ECLI:NL:RBMNE:2021:4700
Rechtbank Midden-Nederland
- Proces-verbaal
- Rechtspraak.nl
Beroep tegen afwijzing bijstandsuitkering op basis van gezamenlijke huishouding
In deze zaak heeft eiseres, woonachtig in Almere, beroep ingesteld tegen de afwijzing van haar aanvraag voor een bijstandsuitkering door het college van burgemeester en wethouders van de gemeente Almere. De aanvraag werd afgewezen op basis van de veronderstelling dat eiseres samenwoont met de heer [A], wat volgens verweerder zou duiden op een gezamenlijke huishouding. Eiseres betwistte deze claim en stelde dat zij slechts tijdelijk in de woning verblijft en geen gezamenlijke huishouding voert met [A].
De rechtbank heeft de zaak op 28 september 2021 behandeld, waarbij eiseres en haar gemachtigde aanwezig waren, terwijl verweerder werd vertegenwoordigd door zijn gemachtigde. Na de behandeling heeft de rechtbank onmiddellijk uitspraak gedaan. De rechtbank oordeelde dat verweerder terecht had aangenomen dat er sprake was van een gezamenlijke huishouding, omdat eiseres en [A] sinds februari 2021 op hetzelfde adres staan ingeschreven en eiseres in de woning woont, slaapt en eet.

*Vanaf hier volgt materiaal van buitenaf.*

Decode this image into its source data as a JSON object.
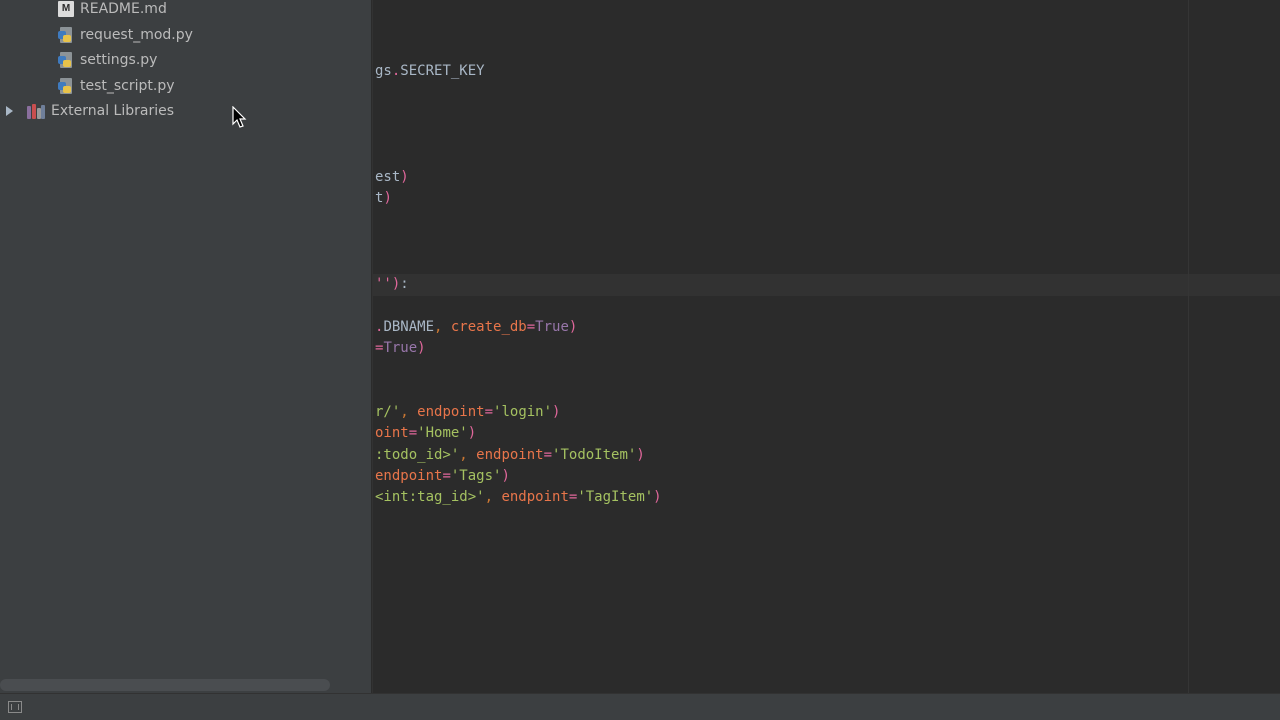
{
  "project_tree": {
    "files": [
      {
        "name": "README.md",
        "icon": "markdown-file-icon",
        "icon_letter": "M"
      },
      {
        "name": "request_mod.py",
        "icon": "python-file-icon"
      },
      {
        "name": "settings.py",
        "icon": "python-file-icon"
      },
      {
        "name": "test_script.py",
        "icon": "python-file-icon"
      }
    ],
    "external_libraries": {
      "label": "External Libraries",
      "icon": "library-icon",
      "expander": "collapsed-arrow-icon"
    }
  },
  "editor": {
    "lines": [
      [
        {
          "t": "gs",
          "c": "plain"
        },
        {
          "t": ".",
          "c": "op"
        },
        {
          "t": "SECRET_KEY",
          "c": "plain"
        }
      ],
      [
        {
          "t": "est",
          "c": "plain"
        },
        {
          "t": ")",
          "c": "paren"
        }
      ],
      [
        {
          "t": "t",
          "c": "plain"
        },
        {
          "t": ")",
          "c": "paren"
        }
      ],
      [
        {
          "t": "'')",
          "c": "paren"
        },
        {
          "t": ":",
          "c": "plain"
        }
      ],
      [
        {
          "t": ".",
          "c": "op"
        },
        {
          "t": "DBNAME",
          "c": "plain"
        },
        {
          "t": ", ",
          "c": "kw"
        },
        {
          "t": "create_db",
          "c": "param"
        },
        {
          "t": "=",
          "c": "op"
        },
        {
          "t": "True",
          "c": "true"
        },
        {
          "t": ")",
          "c": "paren"
        }
      ],
      [
        {
          "t": "=",
          "c": "op"
        },
        {
          "t": "True",
          "c": "true"
        },
        {
          "t": ")",
          "c": "paren"
        }
      ],
      [
        {
          "t": "r/'",
          "c": "str"
        },
        {
          "t": ", ",
          "c": "kw"
        },
        {
          "t": "endpoint",
          "c": "param"
        },
        {
          "t": "=",
          "c": "op"
        },
        {
          "t": "'login'",
          "c": "str"
        },
        {
          "t": ")",
          "c": "paren"
        }
      ],
      [
        {
          "t": "oint",
          "c": "param"
        },
        {
          "t": "=",
          "c": "op"
        },
        {
          "t": "'Home'",
          "c": "str"
        },
        {
          "t": ")",
          "c": "paren"
        }
      ],
      [
        {
          "t": ":todo_id>'",
          "c": "str"
        },
        {
          "t": ", ",
          "c": "kw"
        },
        {
          "t": "endpoint",
          "c": "param"
        },
        {
          "t": "=",
          "c": "op"
        },
        {
          "t": "'TodoItem'",
          "c": "str"
        },
        {
          "t": ")",
          "c": "paren"
        }
      ],
      [
        {
          "t": "endpoint",
          "c": "param"
        },
        {
          "t": "=",
          "c": "op"
        },
        {
          "t": "'Tags'",
          "c": "str"
        },
        {
          "t": ")",
          "c": "paren"
        }
      ],
      [
        {
          "t": "<int:tag_id>'",
          "c": "str"
        },
        {
          "t": ", ",
          "c": "kw"
        },
        {
          "t": "endpoint",
          "c": "param"
        },
        {
          "t": "=",
          "c": "op"
        },
        {
          "t": "'TagItem'",
          "c": "str"
        },
        {
          "t": ")",
          "c": "paren"
        }
      ]
    ]
  },
  "status_bar": {
    "icon": "tool-window-toggle-icon"
  },
  "colors": {
    "background": "#2b2b2b",
    "sidebar": "#3c3f41",
    "string": "#a5c261",
    "param": "#e8754a",
    "paren": "#e0679b",
    "true": "#9876aa"
  }
}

De rechtbank overwoog verder dat eiseres onvoldoende bewijs had geleverd om haar financiële situatie te onderbouwen en dat er sprake was van wederzijdse zorg tussen haar en [A]. De rechtbank verklaarde het beroep ongegrond en wees het verzoek om vrijstelling van griffierecht toe, gezien de omstandigheden van eiseres. De rechtbank adviseerde verweerder om eiseres te helpen met haar schulden en het verkrijgen van inkomen, ondanks dat eiseres in deze procedure geen gelijk kreeg. De uitspraak werd openbaar uitgesproken door rechter C.M. Dijksterhuis, in aanwezigheid van griffier S. van den Broek.